If the handle is going to have a round profile, then it makes the most sense to turn it on a lathe, perhaps with the pommel glued to it (made of a different type of wood). That will require laminating several pieces of wood together, in order to make a block that’s thick enough to turn. As I just mentioned for the guard, the easiest way to make sure there is a perfect hole for the tang is to leave that as a void when the pieces are glued together.

One great way of doing this is to cut a spacer piece the same size as the tang and wax oil it thoroughly. Then make the laminate, setting that piece in place, as if it were the tang. Once the wood is glued together and clamped, this spacer can be knocked out. The wax will keep the glue from sticking to it.

Turning the handle or the handle and pommel is just like any other spindle turning project, with the exception of its intended use. It is important to keep in mind that the handle has to be comfortable in the hand, so the size must be good for the user’s hand.

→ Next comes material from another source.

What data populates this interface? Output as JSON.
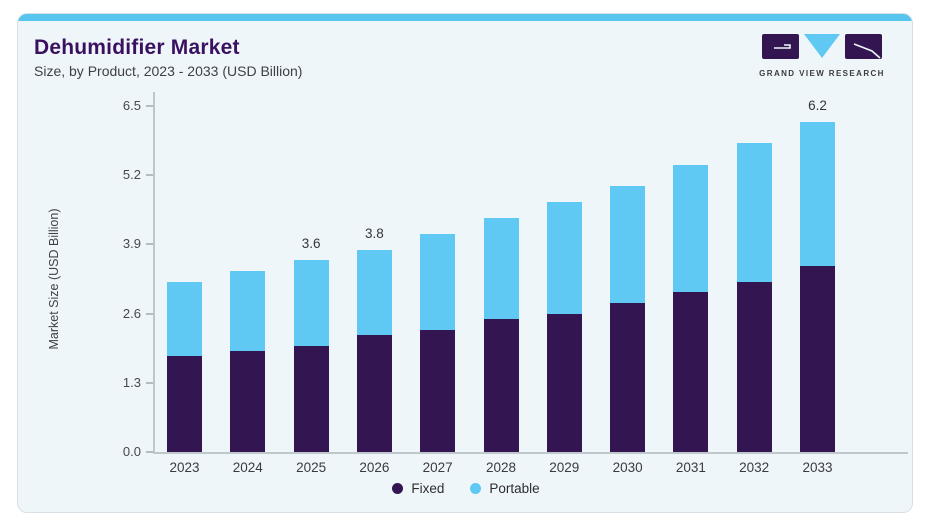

When making the handle out of two pieces, start by cutting out two identical blanks from ¾” thick hardwood boards. The first thing that should be done to these is to cut the channel for the sword’s tang. One-half the thickness is taken out of each piece, leaving just enough spare room for gluing.

Set the two blanks on the sword’s tang to verify their fit. Check the edges to ensure that they meet up well and don’t need to be trimmed to match up with each other. Then mark the pieces, so that they will be put together the same way every time.

The outside edges of the handle blanks can be rounded with a roundover bit in a router table. Then finish shaping with a sander. Cutting a piece of scrap, the same dimensions as the tang, and putting it inside the two pieces of the handle, while shaping and sanding them will help keep the pieces aligned, so that they will come out even.

wooden sword
Wooden swords, Dushan Hanuska

Making the Pommel

If the pommel isn’t turned along with the handle, it will need to be made separately. Either the tang of the blade will need to be long enough to go into the pommel, to hold everything together; or the pommel will need a piece sticking out of it, which will go into the handle, as an extension of the blade’s tang. Either way, there needs to be some piece of wood going between the two pieces, in order to ensure that they are held together.

Pommels can be many different shapes, so there is plenty of reason why the pommel for a sword may not be able to be turned on the lathe. In that case, the pommel will probably be cut out of ¾” to 1” thick stock, outlining it on a scroll saw. Then the edges can be profiled on a router table, just like the handle.

Assembling the Sword

In most cases, it’s actually easier to assemble the entire sword at once, rather than just sticking two parts together at a time. The various parts are glued together, using ample glue on all surfaces. Clamping can be problematic, but a single long bar clamp is adequate for clamping everything. Just put a soft pad at both ends to prevent damaging the sword.

Once the glue has had time to dry, the sword will need some final sanding, before finishing it with either varnish or oil. An oil/beeswax mix is nice, as it will have a great luster to it.

Making a Sword that’s More Decorative

As with their metal cousins, wood swords can be decorated in a variety of different ways. It was not uncommon for the hilts of swords used by nobility to be adorned with gems, as well as extensive carving. All of this can be done as well with a wood sword.

Another idea is to use wood inlay for decorative work, especially on the hilt. The diamond pattern particular to katana handles can be done in this way, especially if a laser cutter or CNC cutter is available to cut out the diamonds. A more simple adornment can be done by drilling holes through the handle and guard, once the sword is assembled, and then gluing hardwood dowels in these holes. Once the glue is dry, the dowels can be cut off and the ends sanded smooth with the surface of the wood. square dowels, rather than round ones, make for an interesting design option.

The only decoration normally done on a blade is engraving. This can be done with a laser engraver, if one is available. The same laser engraver might be used on the hilt as well. It all depends on the artistic vision of the craftsman making the sword.